Chris Crutcher on the ache of being a teenager
Chris Crutcher is hoping his most recent book, “Losers Bracket,” will be banned somewhere.
He won’t be happy if it doesn’t get banned, he said. It would be the first of his 15 young adult books to avoid such restrictions.
The retired therapist and author of young adult literature takes being banned with a sense of pride. To his mind, the words that make some parents and teachers reel are exactly what young adults need to hear to grow, to understand and to discover truths in the world.

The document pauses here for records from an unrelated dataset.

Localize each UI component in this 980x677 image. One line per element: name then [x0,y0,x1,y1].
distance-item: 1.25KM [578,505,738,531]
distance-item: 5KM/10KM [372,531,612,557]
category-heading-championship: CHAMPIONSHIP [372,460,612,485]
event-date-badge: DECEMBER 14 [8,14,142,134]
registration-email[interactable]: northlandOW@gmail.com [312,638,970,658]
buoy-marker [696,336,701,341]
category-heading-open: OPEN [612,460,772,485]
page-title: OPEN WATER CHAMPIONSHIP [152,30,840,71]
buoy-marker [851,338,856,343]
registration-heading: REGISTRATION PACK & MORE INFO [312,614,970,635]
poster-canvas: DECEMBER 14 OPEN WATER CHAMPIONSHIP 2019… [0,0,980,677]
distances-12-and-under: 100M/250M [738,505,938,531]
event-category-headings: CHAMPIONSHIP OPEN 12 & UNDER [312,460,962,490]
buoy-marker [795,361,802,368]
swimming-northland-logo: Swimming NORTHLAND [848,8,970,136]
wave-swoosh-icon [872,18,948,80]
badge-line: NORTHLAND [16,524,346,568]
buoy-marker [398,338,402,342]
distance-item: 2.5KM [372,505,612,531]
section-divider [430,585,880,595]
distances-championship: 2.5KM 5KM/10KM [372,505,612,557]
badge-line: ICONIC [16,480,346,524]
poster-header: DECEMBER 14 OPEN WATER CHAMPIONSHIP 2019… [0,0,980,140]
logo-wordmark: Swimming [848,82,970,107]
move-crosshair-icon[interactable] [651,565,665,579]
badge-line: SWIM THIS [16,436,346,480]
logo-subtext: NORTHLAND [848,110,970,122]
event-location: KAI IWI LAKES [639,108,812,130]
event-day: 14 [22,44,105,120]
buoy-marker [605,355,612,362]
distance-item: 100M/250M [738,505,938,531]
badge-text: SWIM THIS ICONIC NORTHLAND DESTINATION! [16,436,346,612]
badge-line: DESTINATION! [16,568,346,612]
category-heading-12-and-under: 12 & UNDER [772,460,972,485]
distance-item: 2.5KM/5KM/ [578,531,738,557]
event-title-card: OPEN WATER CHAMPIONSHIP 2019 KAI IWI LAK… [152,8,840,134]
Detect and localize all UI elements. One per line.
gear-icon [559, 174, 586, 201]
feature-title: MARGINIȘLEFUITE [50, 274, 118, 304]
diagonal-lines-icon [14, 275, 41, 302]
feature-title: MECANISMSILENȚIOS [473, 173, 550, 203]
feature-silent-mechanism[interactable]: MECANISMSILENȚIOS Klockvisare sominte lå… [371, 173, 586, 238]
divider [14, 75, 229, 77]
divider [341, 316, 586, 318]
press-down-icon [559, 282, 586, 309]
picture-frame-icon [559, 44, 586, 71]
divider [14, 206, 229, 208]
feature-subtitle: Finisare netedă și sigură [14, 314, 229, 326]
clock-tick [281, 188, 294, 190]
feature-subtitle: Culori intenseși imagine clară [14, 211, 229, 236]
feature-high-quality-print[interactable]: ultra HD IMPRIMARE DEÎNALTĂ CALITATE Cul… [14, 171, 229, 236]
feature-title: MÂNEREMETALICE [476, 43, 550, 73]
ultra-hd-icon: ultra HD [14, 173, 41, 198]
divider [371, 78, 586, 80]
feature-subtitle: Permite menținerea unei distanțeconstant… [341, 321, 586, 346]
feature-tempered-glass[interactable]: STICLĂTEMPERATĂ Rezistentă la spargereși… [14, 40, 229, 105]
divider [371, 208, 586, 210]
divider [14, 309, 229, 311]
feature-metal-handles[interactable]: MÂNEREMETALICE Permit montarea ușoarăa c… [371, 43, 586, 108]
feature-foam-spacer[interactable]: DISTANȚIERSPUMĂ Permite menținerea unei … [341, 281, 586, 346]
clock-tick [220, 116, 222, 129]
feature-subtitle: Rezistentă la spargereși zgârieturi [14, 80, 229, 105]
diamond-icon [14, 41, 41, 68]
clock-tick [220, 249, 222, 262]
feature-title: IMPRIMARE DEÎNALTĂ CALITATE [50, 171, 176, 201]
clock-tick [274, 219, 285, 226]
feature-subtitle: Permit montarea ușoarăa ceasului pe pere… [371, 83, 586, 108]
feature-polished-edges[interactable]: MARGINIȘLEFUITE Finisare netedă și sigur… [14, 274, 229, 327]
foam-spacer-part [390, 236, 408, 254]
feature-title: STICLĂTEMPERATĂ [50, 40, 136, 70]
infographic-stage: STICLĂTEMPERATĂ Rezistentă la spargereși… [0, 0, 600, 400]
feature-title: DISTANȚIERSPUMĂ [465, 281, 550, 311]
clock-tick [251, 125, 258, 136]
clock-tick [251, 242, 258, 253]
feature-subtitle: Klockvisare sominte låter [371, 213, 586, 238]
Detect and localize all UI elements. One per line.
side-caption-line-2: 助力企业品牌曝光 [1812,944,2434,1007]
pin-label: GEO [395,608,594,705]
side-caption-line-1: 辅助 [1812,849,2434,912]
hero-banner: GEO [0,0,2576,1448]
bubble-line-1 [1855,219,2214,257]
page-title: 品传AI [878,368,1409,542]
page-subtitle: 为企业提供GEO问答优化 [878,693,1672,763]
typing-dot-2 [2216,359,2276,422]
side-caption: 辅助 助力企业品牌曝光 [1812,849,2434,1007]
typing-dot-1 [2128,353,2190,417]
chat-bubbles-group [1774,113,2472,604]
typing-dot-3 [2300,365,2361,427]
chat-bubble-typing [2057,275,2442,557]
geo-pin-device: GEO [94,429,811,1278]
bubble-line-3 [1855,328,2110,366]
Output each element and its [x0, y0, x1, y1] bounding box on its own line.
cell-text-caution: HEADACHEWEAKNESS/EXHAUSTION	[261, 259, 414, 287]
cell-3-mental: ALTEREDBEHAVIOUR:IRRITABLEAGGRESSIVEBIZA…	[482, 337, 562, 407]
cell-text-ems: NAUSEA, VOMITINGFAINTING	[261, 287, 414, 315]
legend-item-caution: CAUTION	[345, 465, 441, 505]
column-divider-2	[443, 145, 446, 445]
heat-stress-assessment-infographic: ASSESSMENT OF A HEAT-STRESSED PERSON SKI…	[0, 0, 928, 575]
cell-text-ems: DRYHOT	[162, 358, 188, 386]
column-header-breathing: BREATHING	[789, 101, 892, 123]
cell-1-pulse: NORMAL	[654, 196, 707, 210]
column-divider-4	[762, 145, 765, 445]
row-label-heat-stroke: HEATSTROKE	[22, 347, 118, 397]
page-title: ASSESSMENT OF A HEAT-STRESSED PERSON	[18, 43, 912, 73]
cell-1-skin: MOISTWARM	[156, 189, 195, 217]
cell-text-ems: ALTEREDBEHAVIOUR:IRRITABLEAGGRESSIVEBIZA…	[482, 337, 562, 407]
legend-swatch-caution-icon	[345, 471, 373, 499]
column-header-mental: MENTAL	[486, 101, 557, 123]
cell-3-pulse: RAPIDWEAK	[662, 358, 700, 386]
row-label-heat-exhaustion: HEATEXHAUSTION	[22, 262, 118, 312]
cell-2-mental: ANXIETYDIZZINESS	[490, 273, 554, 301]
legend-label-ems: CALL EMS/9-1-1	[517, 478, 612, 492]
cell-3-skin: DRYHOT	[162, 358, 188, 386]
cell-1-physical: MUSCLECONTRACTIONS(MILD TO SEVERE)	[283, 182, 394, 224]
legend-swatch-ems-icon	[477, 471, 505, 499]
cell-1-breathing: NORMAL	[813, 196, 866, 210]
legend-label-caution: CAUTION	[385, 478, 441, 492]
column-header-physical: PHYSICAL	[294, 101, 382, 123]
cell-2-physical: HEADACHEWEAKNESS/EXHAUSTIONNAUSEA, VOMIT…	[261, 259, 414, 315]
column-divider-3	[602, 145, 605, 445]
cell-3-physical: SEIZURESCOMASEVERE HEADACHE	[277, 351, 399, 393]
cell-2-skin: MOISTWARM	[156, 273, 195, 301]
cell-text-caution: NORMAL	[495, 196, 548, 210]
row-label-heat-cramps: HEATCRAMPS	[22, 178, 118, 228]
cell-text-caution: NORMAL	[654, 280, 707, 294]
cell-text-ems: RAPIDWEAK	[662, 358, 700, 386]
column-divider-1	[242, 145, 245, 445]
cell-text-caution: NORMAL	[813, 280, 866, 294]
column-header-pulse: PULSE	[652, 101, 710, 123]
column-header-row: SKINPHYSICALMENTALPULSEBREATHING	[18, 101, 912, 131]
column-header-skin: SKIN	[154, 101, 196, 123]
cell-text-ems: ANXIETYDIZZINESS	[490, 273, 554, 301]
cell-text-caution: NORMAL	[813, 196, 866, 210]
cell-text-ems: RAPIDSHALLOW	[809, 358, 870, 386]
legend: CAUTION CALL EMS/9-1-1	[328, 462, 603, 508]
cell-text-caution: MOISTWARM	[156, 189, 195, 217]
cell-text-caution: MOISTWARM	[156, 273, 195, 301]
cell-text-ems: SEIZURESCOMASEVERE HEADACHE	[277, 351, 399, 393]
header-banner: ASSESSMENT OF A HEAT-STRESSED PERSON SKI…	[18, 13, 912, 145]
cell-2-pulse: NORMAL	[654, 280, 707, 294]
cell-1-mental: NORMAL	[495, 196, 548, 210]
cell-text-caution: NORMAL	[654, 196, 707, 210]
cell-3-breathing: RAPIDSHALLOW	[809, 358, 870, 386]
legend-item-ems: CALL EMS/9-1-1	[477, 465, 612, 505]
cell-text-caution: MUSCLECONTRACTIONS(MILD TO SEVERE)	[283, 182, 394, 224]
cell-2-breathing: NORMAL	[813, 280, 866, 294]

Talking about the rough side of adolescence targets and offers catharsis to “those things that make these kids ache,” he said.
That was one of the lessons that Crutcher imparted during The Spokesman-Review’s Northwest Passages Book Club Jan. 16. The event was attended by about 300 people, and moderated by Spokesman-Review columnist Shawn Vestal.
Shields dives through nuclear bomb history
Sharma Shields opened up March 13 to moderator Nancy Pearl and the audience at The Spokesman-Review’s Northwest Passages Book Club at the Bing Crosby Theater, where she talked about “The Cassandra,” a historical fiction novel set at the Hanford nuclear site during World War II.
Shields wanted her book to show the demeaning culture that gripped Hanford at that time. Women and African-Americans were segregated and treated poorly.
Before its publication, the book was put in a new light after Shields watched hearings on Brett Kavanaugh’s nomination for the Supreme Court and heard allegations of sexual abuse and dishonesty against him.
“It was startling to see unfolded on a major stage like that,” she said. “It was odd.”